Вдруг началась война, — Петико угребли на нее, конечно же, в первом наборе. Он еще сказал, когда сидели и прощались за столом в последний вечер: «Мне теперь, поверьте, не страшно идти на войну, не страшно и умереть. Человек все равно коротко живет. Главное — чтобы его жизнь продолжение имела, тогда он за себя спокоен». Он наклонился над сыном, коснулся щекою нежного лица, чмокнул маленький слюнявый ротик.
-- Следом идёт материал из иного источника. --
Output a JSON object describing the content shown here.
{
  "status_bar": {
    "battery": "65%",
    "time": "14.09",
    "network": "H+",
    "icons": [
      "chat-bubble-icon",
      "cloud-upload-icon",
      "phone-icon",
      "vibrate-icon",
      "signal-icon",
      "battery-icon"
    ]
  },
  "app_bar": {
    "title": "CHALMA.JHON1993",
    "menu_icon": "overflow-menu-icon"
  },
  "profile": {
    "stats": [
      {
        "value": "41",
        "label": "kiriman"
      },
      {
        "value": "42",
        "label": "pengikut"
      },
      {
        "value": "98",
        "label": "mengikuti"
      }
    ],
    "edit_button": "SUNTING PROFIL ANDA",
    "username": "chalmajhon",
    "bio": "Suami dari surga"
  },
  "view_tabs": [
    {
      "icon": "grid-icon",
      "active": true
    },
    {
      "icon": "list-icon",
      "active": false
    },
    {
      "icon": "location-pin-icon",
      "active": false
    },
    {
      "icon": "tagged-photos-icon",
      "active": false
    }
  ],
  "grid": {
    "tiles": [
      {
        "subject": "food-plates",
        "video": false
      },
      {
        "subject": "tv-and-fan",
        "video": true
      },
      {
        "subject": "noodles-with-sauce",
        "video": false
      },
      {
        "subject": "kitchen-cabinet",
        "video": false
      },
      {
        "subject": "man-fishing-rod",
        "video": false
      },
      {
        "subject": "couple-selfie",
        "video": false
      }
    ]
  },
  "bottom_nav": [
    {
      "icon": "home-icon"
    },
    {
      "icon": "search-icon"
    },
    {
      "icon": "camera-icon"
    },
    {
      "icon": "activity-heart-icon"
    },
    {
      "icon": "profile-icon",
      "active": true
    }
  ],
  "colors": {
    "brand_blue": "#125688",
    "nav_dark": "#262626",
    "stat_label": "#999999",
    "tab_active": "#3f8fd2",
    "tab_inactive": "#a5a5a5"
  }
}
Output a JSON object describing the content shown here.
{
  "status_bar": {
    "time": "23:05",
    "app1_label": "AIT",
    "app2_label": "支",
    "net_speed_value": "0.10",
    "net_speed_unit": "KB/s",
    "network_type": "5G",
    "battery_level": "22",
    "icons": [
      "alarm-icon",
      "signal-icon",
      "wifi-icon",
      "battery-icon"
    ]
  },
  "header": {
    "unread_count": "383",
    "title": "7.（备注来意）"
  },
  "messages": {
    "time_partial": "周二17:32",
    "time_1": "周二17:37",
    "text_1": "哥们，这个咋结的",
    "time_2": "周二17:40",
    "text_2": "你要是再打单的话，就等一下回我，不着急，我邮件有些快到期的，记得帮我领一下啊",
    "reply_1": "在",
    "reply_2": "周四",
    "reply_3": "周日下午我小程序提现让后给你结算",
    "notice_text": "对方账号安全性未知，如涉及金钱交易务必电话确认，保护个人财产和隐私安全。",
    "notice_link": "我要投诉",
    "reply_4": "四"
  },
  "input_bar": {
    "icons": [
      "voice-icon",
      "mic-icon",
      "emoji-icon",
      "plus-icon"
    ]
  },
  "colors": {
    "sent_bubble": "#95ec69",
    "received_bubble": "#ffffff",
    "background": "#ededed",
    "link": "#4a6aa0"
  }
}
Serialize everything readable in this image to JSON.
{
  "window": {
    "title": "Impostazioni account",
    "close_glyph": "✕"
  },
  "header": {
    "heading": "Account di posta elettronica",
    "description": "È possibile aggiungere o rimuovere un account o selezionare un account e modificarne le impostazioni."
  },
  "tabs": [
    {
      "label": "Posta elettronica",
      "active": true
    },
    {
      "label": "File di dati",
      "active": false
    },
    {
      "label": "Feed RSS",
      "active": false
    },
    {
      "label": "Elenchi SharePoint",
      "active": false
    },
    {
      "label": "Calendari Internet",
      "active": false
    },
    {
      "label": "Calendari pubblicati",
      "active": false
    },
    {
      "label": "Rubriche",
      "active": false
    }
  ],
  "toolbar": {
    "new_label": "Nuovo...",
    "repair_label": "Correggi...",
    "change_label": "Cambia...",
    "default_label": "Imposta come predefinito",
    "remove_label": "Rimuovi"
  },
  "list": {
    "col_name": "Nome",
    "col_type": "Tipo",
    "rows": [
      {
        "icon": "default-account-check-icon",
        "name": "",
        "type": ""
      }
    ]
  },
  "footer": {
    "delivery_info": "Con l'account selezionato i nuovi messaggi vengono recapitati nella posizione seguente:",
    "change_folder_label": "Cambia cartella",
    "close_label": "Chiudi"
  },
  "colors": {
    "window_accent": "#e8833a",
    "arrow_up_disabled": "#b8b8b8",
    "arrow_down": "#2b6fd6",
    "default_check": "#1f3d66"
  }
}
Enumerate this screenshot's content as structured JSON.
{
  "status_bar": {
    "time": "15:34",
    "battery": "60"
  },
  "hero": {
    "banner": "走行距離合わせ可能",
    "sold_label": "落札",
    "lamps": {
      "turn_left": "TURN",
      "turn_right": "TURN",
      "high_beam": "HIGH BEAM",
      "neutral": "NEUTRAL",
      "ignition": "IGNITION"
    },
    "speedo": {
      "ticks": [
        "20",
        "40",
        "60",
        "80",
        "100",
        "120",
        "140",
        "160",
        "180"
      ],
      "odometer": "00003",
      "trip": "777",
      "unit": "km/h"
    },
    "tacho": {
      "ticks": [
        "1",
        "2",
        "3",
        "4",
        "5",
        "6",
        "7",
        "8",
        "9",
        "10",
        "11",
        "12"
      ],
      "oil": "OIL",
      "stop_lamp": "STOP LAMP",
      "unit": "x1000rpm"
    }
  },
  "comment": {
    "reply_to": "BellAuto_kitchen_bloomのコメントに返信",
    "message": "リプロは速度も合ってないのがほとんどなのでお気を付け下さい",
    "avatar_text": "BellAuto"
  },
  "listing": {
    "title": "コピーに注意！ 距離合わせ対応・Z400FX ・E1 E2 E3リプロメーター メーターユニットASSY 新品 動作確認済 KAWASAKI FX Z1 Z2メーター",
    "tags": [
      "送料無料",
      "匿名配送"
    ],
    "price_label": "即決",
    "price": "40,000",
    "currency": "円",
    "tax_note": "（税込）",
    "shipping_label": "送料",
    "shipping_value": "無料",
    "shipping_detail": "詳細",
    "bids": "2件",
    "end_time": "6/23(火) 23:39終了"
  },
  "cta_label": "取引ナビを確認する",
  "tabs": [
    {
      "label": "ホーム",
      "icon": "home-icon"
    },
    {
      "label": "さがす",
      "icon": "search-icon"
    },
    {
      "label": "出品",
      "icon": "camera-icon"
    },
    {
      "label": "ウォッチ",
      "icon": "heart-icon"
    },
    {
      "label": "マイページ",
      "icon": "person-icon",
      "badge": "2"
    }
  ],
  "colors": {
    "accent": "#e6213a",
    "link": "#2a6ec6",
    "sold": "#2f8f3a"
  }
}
Потом писал откуда-то из-под Тамбова, с места формировки, дальше вообще неизвестно откуда: на письме стоял треугольный штамп, а адрес — «Полевая почта». Пролетели лето, осень; задуло, задуло, задуло… А когда, после первых морозов, просвистели под Москвою метели, слепя и продувая изнемогающих солдат — добрался районный почтарь до места, где среди головешек разнесенной вклочья деревни вяло окапывался взвод сержанта Теплоухова. И заплакал сержант, уронив на клочок бумаги голову в шапке на рыбьем меху… «Теперь незачем жить!» — думал он. Написал домой: «Как же вы не уберегли моего сына!» И стал хотеть, чтобы его убили. Но так и не смог поймать в то время ни пули, ни осколка, — правда, поморозил ноги, и все равно угодил в госпиталь. Сколько писем потеряли, покуда донесся до дому его новый адрес! И не написала жена-грузинка: «Я плачу, Петико. Я все время плачу. Ведь я обещала, пока молилась за тебя, принести Ему в жертву самое дорогое. Пламя свечи тогда вытянулось, и ярко озарилось на конце. Я поняла тогда, что Он поможет, — но жертва должна быть велика. Я думала, это будешь снова ты, а оказался — наш сын, первенец. Теперь нам обеим тяжело, — а я знаю, что не захочу больше родить детей ни от кого, кроме тебя. Потому храни себя, и не погибай».